Prior to this season, Ryan had served as a delivery driver after going undrafted out of college in 2020, before eventually appearing in all of one game for the Boston Celtics during the 2021-22 season. He seemed to have secured an actual rotation spot under Darvin Ham at the start of the year. Though he remained a knockdown shooter, with one outstanding buzzer-beating moment to his credit, Ryan was a liability on the other end of the floor, and eventually slid out of the team's lineups as other L.A. wings with better defensive chops got healthy.
Sources informed the well-connected Shams Charania of The Athletic late last night that the Lakers will be cutting Ryan. The swingman himself later confirmed the news, per Kyle Goon of The Orange County Register.
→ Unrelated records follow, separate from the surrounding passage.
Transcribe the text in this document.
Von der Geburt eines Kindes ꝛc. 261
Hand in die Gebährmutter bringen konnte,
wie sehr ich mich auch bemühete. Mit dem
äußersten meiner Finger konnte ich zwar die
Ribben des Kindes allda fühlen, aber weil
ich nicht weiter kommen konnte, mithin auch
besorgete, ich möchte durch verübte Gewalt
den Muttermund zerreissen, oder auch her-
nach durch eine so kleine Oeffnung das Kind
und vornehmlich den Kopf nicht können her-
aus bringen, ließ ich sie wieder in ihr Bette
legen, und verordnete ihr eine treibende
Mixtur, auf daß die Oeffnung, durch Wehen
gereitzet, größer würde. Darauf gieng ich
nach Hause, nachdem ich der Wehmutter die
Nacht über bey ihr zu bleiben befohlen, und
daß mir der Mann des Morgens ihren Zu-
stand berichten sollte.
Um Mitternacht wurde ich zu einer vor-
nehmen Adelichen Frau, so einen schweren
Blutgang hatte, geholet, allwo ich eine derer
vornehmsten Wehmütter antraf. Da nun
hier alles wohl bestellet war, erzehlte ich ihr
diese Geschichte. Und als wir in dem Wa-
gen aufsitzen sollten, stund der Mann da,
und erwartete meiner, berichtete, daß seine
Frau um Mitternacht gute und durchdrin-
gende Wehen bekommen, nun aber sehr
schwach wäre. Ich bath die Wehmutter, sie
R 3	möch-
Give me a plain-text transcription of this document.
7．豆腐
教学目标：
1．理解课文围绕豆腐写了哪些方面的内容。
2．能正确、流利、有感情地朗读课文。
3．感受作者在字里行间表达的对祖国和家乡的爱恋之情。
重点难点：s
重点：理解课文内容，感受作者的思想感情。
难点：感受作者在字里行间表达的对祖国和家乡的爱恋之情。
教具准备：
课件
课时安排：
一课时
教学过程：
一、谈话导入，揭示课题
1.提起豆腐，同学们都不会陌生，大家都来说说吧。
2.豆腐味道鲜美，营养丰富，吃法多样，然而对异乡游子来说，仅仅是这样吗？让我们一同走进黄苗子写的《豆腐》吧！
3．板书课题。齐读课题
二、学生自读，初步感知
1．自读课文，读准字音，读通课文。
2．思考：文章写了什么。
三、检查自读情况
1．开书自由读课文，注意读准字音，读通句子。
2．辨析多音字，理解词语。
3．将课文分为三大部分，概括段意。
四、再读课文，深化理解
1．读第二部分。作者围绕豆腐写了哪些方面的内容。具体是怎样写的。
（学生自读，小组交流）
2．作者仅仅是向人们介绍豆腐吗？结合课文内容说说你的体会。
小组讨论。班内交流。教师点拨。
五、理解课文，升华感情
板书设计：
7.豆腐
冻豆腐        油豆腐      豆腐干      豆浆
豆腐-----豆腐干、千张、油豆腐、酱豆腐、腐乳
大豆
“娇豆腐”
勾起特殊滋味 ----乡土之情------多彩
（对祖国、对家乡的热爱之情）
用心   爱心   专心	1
That means his final game for L.A. will have been the team's 128-109 blowout of the Portland Trail Blazers on Wednesday night, during which Ryan suited up for a mere 1:55 of mop-up minutes.
Charania notes that, with Ryan off L.A.'s books before his contract could become guaranteed, the team now has an available spot on its standard roster, which could theoretically help the club should it want to make, say, a two-for-one trade down the road. Players signed to summer free agency deals start becoming trade-eligible on December 15th, so the move makes sense from that perspective.
Through 12 Lakers games, Ryan averaged 3.9 points while nailing 37.1% of his 2.9 three-point attempts in just 10.8 minutes a night. He didn't do much from within the arc, as evinced by the fact that his cumulative field goal percentage of 30.6% is actually significantly worse than his long-range conversion rate!
Where does Ryan go from here?
I'm skeptical he will make another standard roster, but given his long range acumen, it certainly seems possible he could find a home with another NBA squad this season on a two-way deal or perhaps as an affiliate player for a G League franchise.